Arkadaşlarının katilinin yazdıklarına ağladı
Abone ol12 Eylül öncesinde Bahçelievler Katliamında öldürülen 7 TİP'li öğrencinin yakın arkadaşı Ayşenur Arslan katliamı yaptığını itiraf eden Kırcı'nın yazdıklarını okuyunca neden ağladı?
CNN Türk'te Ayşenur Arslan'ın hazırlayıp sunduğu Medya
Mahallesi programı kimi zaman çok ilginç görüntülere sahne oluyor.

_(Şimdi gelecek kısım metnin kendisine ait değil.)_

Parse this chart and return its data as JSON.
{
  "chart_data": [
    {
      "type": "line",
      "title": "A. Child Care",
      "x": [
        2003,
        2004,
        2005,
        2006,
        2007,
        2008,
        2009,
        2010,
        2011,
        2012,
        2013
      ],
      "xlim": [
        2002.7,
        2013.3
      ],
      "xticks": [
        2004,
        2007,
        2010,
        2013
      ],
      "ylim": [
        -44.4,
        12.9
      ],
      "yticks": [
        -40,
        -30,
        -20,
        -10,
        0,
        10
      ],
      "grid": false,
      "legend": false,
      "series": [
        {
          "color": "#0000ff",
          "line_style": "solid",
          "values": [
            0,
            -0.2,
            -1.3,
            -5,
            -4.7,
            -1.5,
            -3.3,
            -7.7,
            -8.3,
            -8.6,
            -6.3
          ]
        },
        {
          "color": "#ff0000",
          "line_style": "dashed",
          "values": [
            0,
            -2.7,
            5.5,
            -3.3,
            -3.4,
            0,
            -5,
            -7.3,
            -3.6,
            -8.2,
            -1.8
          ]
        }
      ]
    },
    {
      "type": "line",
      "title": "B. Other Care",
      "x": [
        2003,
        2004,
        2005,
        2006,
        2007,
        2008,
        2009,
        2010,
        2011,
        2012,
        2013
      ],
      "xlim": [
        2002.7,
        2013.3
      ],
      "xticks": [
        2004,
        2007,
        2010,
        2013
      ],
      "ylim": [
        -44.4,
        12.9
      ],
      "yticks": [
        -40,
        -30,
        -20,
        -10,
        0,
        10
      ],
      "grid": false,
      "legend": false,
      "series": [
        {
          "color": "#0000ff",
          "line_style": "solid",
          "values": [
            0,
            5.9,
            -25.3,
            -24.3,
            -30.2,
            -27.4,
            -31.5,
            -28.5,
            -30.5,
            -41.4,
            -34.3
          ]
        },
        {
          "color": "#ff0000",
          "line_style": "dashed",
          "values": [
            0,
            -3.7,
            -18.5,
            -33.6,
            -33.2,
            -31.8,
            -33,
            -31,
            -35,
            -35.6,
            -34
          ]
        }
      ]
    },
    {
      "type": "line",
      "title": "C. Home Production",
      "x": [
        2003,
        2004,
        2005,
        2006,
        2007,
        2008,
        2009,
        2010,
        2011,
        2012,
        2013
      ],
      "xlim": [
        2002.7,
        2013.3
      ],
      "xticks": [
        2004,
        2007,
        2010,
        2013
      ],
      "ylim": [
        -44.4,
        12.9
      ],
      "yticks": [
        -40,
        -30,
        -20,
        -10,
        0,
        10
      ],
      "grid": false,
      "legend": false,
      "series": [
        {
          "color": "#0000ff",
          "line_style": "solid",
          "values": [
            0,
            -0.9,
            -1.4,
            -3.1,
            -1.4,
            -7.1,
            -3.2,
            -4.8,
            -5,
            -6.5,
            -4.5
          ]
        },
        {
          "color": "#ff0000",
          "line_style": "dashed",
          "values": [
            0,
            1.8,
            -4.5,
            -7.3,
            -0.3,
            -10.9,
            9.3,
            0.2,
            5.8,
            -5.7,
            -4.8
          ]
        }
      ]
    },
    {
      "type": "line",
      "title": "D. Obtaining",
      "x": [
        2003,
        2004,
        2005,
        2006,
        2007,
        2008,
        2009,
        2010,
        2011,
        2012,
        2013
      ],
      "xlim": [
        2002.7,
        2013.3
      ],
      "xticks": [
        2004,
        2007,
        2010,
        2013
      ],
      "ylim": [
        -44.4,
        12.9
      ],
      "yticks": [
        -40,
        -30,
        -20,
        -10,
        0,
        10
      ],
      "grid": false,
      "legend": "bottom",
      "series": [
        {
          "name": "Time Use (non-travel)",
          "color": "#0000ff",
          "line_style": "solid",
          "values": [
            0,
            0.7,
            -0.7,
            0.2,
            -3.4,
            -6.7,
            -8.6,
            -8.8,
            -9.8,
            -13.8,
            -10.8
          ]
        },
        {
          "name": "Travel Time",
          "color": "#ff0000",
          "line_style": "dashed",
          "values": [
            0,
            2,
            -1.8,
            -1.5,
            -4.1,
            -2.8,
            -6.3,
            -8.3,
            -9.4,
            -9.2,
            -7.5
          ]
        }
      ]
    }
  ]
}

Bazen medyanın gündemini konuşmak üzere gelen konuklar yaptıkları
ya da söyledikleri ile gündeme gelirken, kimi zaman da programı
hazırlayan Mahallenin Ablası Ayşenur Arslan'ın anlattıkları
gazetecilerin ilgisini çekecek ayrıntılar olarak kayda
geçiyor.
Dün Arslan'ın konuğu sinemacı ve
Radikal yazarı Sırrı Süreyya
Önder'di. Önder ile gündemdeki konuları, gelecekteki
projelerini konuşan Arslan bir ara Dumlupınar
Üniversitesi'nde yaşanan ve bir öğrencinin ölümü ile
sonuçlanan kavgayı sordu.
Önder'in siyasete silahı sokmanın ne kadar kötü sonuçlar verdiğini
anlatmasının ardından Ayşenur Arslan öyle bir anısını anlattı ki
izleyenler duygu dolu anlar yaşadılar.
Sırrı Süreyya Önder, Dumlupınar Üniversitesi'ndeki olayları
yorumlarken şunları anlattı:
KARŞINIZDAKİLER DE BİR
YOKSULUN ÇOCUĞU
"12 Eylül öncesinde çok bariz bir can güvenliği meselesi
vardı insanların silaha sarılması bahsinde. Fakat bu silaha sarılma
refleksi bu can güvenliği meselesini çok daha vahim noktalara
taşıdı. Herkesin siyasal mücadeleyi silahsız alanlara taşımasını
önerebilirim. Eminim her iki tarafında buna karşı söyleyecek bin
tane argümanı vardır.
Bu konuda belki ilk defa sosyalist kimliğimin dışında
ihtiyar bir adam olarak sesleniyorum. Yani mümkünse yapmayın.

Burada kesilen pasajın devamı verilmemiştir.